Oreto and Power


Two of today’s review entries…


The Perceptual Inconstancy of Enid Wozniak
Frank Oreto

“We feel awe or dread, but the reason why is too complex to understand. We just know it’s important.”

I found this most inspiring to my cause of ‘gestalt real-time reviewing’ and my own perhaps pretentious avant garde past — and life-affirming, too, for me at a difficult time. 

But that is a rather self-centred reason for relishing this reading experience, and the work has indeed value in its own literary terms as well as in those of this book’s overall context and ethos…

This is the strikingly couched story of Finn who is an agent for outsider artists. Olfactory mosaics, for example, perhaps ideal for the character in the Christina Ladd story? 

And now the installations of Enid Wozniak, involving ant farms and other props, gearing to numerology as well as dark and light. Helping the spectator become part of the art, as well as the art co-opting the universe itself, almost paradoxically through devices of the artist’s self-centred pain in extremis!

As if we, almost without intention, help create the art itself. The book itself. 

The term “peceptual inconstancy” has become my wheelhouse, too… 

“Revealing not just a pattern but meaning.”

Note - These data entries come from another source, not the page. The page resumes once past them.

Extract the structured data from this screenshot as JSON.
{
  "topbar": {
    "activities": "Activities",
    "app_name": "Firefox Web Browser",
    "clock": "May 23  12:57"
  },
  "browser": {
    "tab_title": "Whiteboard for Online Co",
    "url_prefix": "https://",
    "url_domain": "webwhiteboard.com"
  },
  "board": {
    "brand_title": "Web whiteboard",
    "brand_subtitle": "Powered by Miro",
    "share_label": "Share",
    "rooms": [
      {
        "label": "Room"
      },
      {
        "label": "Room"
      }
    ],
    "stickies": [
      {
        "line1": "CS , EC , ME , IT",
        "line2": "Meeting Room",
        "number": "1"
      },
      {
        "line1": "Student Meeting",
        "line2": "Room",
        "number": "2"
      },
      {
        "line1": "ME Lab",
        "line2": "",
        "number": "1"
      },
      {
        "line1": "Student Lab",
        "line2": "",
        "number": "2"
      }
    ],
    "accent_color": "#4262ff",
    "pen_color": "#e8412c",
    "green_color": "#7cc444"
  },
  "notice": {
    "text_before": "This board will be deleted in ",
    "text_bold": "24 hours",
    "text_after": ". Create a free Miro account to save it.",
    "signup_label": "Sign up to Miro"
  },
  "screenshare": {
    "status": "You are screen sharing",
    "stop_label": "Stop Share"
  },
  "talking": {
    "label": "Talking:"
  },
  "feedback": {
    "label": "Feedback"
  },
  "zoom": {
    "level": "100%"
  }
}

Context to above here: https://dflewisreviews.wordpress.com/2021/08/05/vastarien-literary-journal-vol-4-no-1/


Sanatorium at Chakhirshirincelo
Albert Power

I now withdraw my assistance to the new reader for fear of spoilers. For fear, also, that any more assistance I should now proffer will be even more misleading than it may have been for past pages. Suffice to say, that I recall the writer’s name of Murad Pavelovsky from earlier in this novella, in connection with the papers Yevgeny hides under his blotter. And now some account that goes alongside a reference to Clark Ashton Smith who had died seven years earlier. Even a nod to Lovecraft, which as a word in itself rather than a person may be germane?
An account of four characters beyond mere troilism (characters including Tahira and Pavelovsky, but excluding Yevgeny and Lyudmila) who I have learnt to be crucial to this story now entering past events in 1968 of more symbolic Kish-like diggings? … no, not really, but more the once tentatively proffered Marabarness of Pirembel caves? Upon a new contiguous annexe with the Caspian and thus the fruit fields of Turkmenistan?
Caves, the entering of which is now Power-evoked at outset of entry, as accompanied by a fifth character in the shape of the caves’ curator, but also not without a reference to a Soviet woman composer, as one of these four characters (a woman I mentioned earlier above in contiguity with Tahira and my use of the word ‘Sapphic’?), a composer not unlike one of my favourites: Sofia Gubaidulina?